Wednesday marked 17 weeks since placement, and today it's four whole months.
I hate to brag, but I've impressed myself with how far I've come since those impossibly hard days right after placement. I have grown immeasurably, and I have found strength I did not know I possessed. I'm a better person, a stronger person, a braver person. I'm proud of myself.
I would do it all again in a heartbeat. Not for myself or any growth on my part, but for Roo. She's the reason I did it in the first place. I wanted her to have the world. Adoption was the best way to make sure she got it. I placed her because I love her. And I'd do it all over again for the same reason. Yes, it was tough. I suffered. I cried. I went through sedatives and Kleenex at a rate heretofore unknown.
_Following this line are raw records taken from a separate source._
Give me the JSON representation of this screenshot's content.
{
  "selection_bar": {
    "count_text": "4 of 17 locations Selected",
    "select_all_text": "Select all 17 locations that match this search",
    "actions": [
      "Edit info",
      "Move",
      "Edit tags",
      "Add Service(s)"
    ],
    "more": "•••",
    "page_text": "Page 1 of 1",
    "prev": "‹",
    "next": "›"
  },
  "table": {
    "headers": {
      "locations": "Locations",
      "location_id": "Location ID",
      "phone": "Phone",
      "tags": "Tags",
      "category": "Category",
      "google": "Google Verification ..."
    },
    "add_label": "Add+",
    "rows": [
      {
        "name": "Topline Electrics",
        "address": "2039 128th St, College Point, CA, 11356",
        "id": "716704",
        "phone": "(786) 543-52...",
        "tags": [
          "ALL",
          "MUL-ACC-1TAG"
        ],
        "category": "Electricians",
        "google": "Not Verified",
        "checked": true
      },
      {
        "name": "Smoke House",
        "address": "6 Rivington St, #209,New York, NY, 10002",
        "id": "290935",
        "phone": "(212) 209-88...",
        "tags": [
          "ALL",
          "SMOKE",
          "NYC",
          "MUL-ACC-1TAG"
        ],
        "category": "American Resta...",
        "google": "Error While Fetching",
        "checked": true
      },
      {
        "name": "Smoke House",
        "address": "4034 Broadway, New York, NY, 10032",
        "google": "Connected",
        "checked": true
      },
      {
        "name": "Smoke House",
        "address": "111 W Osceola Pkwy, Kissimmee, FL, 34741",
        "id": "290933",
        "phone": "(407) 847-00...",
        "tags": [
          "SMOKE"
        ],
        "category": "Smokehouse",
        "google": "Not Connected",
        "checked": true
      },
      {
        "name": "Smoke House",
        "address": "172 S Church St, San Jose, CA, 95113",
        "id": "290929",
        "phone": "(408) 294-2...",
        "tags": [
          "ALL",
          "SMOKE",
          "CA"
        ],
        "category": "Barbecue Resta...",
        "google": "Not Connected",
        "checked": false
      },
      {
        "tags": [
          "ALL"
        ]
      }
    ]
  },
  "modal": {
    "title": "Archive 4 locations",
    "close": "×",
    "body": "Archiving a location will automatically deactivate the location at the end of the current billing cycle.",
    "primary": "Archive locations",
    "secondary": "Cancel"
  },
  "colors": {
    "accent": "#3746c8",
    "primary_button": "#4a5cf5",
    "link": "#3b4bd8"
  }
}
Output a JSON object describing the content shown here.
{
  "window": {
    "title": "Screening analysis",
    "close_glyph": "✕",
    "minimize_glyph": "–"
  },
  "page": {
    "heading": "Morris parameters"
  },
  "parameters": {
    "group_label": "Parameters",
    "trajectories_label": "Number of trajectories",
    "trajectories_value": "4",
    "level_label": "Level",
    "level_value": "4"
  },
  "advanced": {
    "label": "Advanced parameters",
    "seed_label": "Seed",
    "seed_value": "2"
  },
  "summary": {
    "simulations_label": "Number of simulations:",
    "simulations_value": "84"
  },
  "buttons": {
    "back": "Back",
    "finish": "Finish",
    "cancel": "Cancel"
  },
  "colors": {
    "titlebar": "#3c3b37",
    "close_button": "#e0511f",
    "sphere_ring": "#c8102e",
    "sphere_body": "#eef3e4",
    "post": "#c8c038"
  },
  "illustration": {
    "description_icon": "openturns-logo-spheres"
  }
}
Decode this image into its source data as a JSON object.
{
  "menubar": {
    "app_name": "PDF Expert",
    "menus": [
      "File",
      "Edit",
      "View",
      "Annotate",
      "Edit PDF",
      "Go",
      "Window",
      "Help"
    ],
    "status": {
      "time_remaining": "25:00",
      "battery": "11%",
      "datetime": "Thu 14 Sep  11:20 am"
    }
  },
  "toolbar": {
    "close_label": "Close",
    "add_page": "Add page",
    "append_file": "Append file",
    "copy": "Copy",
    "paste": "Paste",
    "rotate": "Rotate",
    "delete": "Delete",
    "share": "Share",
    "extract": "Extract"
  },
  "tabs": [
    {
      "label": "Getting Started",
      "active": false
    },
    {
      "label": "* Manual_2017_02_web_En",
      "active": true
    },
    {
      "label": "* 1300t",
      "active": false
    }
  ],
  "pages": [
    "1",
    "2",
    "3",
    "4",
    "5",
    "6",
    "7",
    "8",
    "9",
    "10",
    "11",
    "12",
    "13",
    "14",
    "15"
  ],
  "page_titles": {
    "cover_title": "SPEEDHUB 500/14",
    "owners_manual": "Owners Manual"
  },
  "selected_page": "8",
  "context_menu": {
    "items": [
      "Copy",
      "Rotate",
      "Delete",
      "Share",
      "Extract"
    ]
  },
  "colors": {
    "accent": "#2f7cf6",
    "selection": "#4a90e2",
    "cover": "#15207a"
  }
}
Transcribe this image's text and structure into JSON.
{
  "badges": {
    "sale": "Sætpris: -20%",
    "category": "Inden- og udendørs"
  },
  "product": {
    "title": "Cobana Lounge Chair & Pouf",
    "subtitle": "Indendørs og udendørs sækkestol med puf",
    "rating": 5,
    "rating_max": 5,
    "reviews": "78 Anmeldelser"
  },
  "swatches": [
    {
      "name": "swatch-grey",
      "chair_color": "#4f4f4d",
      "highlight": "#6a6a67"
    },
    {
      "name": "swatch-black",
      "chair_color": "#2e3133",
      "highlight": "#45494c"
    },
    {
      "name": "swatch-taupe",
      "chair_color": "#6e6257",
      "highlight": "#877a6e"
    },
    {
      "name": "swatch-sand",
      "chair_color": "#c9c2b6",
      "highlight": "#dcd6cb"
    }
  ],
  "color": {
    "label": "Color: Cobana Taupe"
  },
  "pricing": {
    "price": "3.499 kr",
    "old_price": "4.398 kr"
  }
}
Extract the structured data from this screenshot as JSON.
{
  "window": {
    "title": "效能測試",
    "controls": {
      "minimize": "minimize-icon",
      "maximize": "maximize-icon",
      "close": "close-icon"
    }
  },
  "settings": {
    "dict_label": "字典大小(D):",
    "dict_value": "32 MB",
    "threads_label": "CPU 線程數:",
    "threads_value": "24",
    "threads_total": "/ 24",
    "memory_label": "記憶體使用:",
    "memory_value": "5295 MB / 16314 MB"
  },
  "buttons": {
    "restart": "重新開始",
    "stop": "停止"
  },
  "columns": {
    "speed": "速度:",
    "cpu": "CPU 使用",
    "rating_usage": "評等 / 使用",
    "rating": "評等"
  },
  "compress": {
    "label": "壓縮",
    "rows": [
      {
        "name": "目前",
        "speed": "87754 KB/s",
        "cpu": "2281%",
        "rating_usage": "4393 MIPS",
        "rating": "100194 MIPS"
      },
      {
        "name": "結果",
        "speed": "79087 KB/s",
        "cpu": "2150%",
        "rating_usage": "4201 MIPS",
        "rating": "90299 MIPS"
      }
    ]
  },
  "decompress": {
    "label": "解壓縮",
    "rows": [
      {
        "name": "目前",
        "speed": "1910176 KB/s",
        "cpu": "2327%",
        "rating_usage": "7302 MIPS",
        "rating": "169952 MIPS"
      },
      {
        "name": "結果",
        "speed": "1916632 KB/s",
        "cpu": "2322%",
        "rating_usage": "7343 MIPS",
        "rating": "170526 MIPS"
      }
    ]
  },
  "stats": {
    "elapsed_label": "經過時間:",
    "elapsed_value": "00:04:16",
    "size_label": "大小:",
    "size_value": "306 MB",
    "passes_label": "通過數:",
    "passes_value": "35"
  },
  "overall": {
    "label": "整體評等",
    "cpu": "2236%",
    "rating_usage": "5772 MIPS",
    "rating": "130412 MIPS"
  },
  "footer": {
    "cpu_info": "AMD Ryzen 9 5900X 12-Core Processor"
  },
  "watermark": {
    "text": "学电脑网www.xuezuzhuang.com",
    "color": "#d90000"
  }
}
But Roo is worth it. She is worth every tear, every second of emotional turmoil and pain. She's worth the worry and the heartache, the harassment by H's mother, the ache of missing what I wanted most in the world. I would gladly be miserable every day for the rest of my life if it would ensure a happy life for Roo.
And I'm not miserable! I'm not going to win any awards for cheerfulness. But I'm not miserable. And Roo is happy. She's happy because I put her first. It's a pretty amazing thing. All that any mother ever wants is for her child to be happy. What a blessing it is to know how happy my Roo is! And knowing how content she is, how could I not be happy for her?
It's a process, to be sure. I have my share of bad days (sometimes more than my share). But I feel like they're fewer and further between. They don't bother me as much as they used to. Perhaps someday they won't bother me at all. I'm making progress, that's what's important. And Roo has everything I wanted for her, and that's most important of all.